6. Les approches alliant corps et esprit

La douleur persistante est davantage que les blessures des tissus. Elle dépend de comment le système nerveux, de manière inconsciente, perçoit une menace dans ce qui se passe à la fois à l’intérieur et à l’extérieur de l’organisme. Différentes pratiques visent à améliorer la perception du corps à travers un état de pleine conscience et ont démontré pouvoir mitiger les sensations de douleur : ce sont, entre autres, l’éducation à la douleur, la méditation, les méthodes de réduction du stress basées sur la pleine conscience et la respiration, le yoga, la danse, les arts martiaux comme le tai-chi et le Qi-gong.

 

Il faut cependant savoir que ces méthodes permettent rarement d’éliminer la douleur totalement. Elles fournissent néanmoins des outils importants pour pouvoir gérer cette dernière au quotidien. Attention de ne pas culpabiliser. Ne pensez pas que la douleur est uniquement dans votre tête, que vous vous imaginez des choses ou que c’est entièrement votre faute si vous avez mal.

 

7. Améliorer sa santé générale

Bonne nouvelle : tout ce que vous ferez pour améliorer votre état de santé général a une chance d’avoir un impact positif sur les douleurs que vous ressentez. Surtout si la douleur est persistante et que d’autres affections complexes sont présentes, telles que dépression, anxiété élevée, obésité, syndrome du côlon irritable, maladie auto-immune.

 

Voici des exemples d’actions concrètes : améliorer son alimentation, optimiser sa composition corporelle (réduction du taux de gras), cesser de fumer, réduire sa consommation d’alcool, améliorer sa capacité cardiovasculaire, aller dehors, davantage passer du temps de qualité entre amis ou avec la famille, minimiser son stress émotionnel et faire des efforts pour améliorer la quantité et la qualité du sommeil (University of East Anglia, 2018).

Pour réaliser ces objectifs généraux, il vous faudra établir un plan de match SMART : spécifique, mesurable, atteignable, réaliste et situé dans le temps.

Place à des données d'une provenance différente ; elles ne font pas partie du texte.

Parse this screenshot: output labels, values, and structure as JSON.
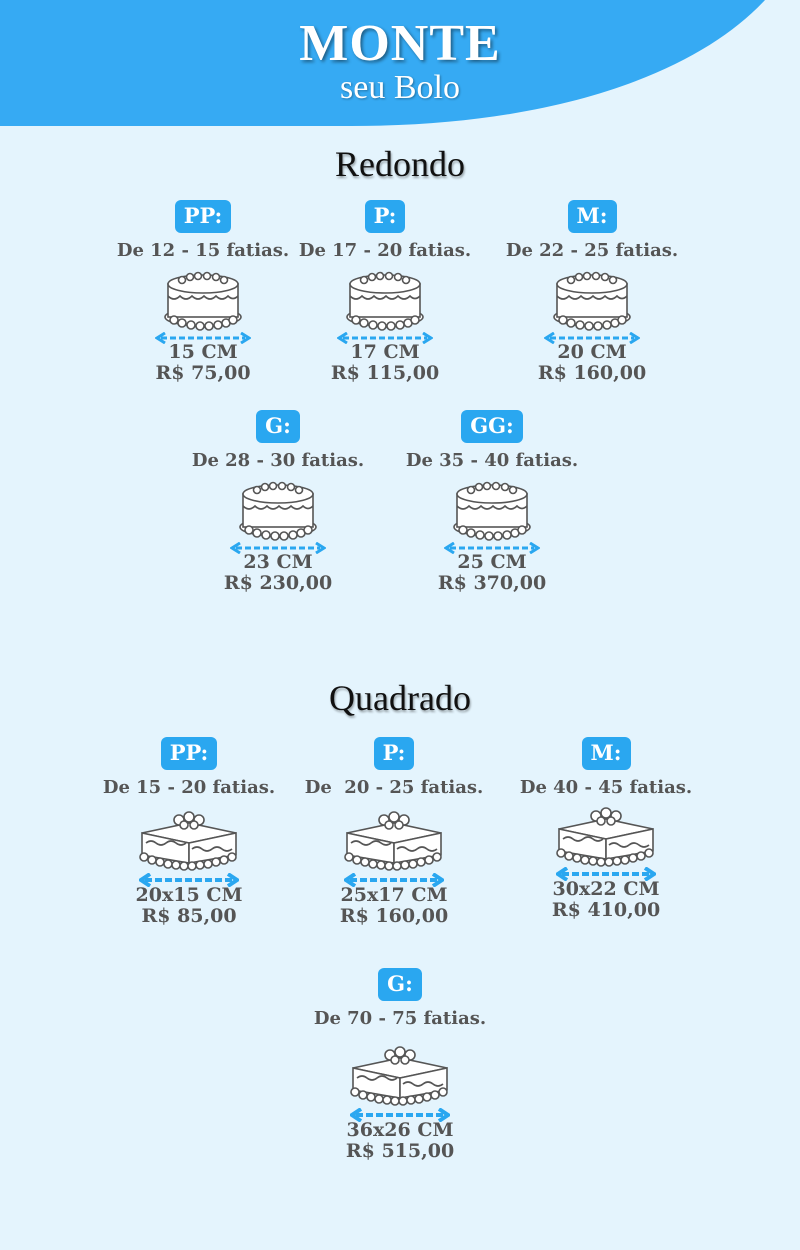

Mettre un accent sur votre santé générale ne doit pas non plus vous amener à développer une obsession (diète minceur, éviter toutes les « toxines », etc.).

 

En conclusion

Très souvent, le cheminement vers l’élimination de la douleur musculosquelettique, surtout lorsqu’elle est persistante, est semblable à la navigation d’une nouvelle région sans carte. Pour résoudre le défi, il est indispensable d’agir pour trouver son éventuelle destination ! Il y aura des culs-de-sac, des découvertes et parfois des trésors. Pour continuer le voyage, il est essentiel de conserver la motivation, le courage, et la curiosité d’expérimenter.